Phil Kornblut: Gamecocks signing class breakdown
On Wednesday, South Carolina head coach Will Muschamp will start signing his second full recruiting class for the Gamecocks.
We say start because NCAA rule changes this year have made the national signing day experience even more confusing by adding a three-day December period to go along with the traditional February date. There are questions across the country about how this will affect the system. How many players will sign early versus waiting for the February date? Who will benefit most from the change, blue blood recruiters or smaller schools? Etc.
What is not in question is that recruiting remains the lifeblood of the sport, which brings us back to Muschamp. The Gamecocks second-year head coach came to Columbia with the reputation as one of the nation’s best recruiters. So, what does South Carolina have to show for that?
In 2017, Muschamp’s first full recruiting cycle, the Gamecocks signing class was ranked No. 21 in the nation and No. 8 in the SEC by 247Sports.com’s composite ranking system. This year’s class is projected to rank No. 18 nationally and sixth in the SEC (at least through the early period).
The casual South Carolina fan might look at those rankings and say, “Huh, that seems awfully close to the same kind of recruiting rankings the Gamecocks had under former head coach Steve Spurrier, who acknowledged that the team didn’t recruit as well as it needed to in his final few years. What happened to Muschamp being this hotshot recruiter?”

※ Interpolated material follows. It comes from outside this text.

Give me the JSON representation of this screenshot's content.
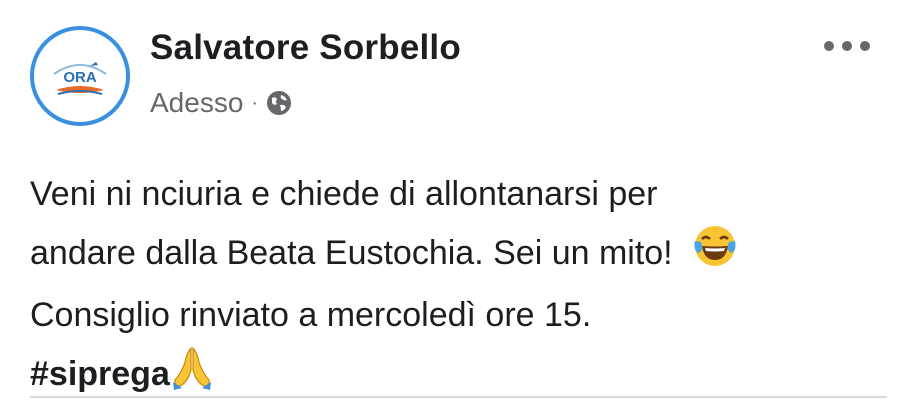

Don’t fall for that line, though.
The truth is Muschamp and company may never consistently sign classes that are ranked in the nation’s top 10. In fact, it’s likely they will be in the low teens more often than the top 10, just like Spurrier and his staff. (In 2015, South Carolina’s signing class was ranked 20th nationally and ninth in the SEC; in 2014, 19th and ninth; in 2013, 20th and eighth; in 2012, 15th and sixth; in 2011, 17th and seventh.)
Here’s the difference, though – evaluation. What makes Muschamp a better-than-average recruiter (which includes his personal skill at the sale and how he instructs the rest of his coaching staff about it) is that he will put as much as energy into scouting the 25th-ranked player in the class as the top-ranked player. Where Spurrier’s final two or three recruiting classes featured a lot of players who simply weren’t prepared to compete in the SEC, Muschamp’s will not.
So, don’t hold your breath for South Carolina to suddenly start recruiting the way, say, Georgia is at the moment. But don’t sweat the fact that the Nos. 21 and 22 and 23, etc., players in every Muschamp signing class will be able to help.
That’s recruiting, too.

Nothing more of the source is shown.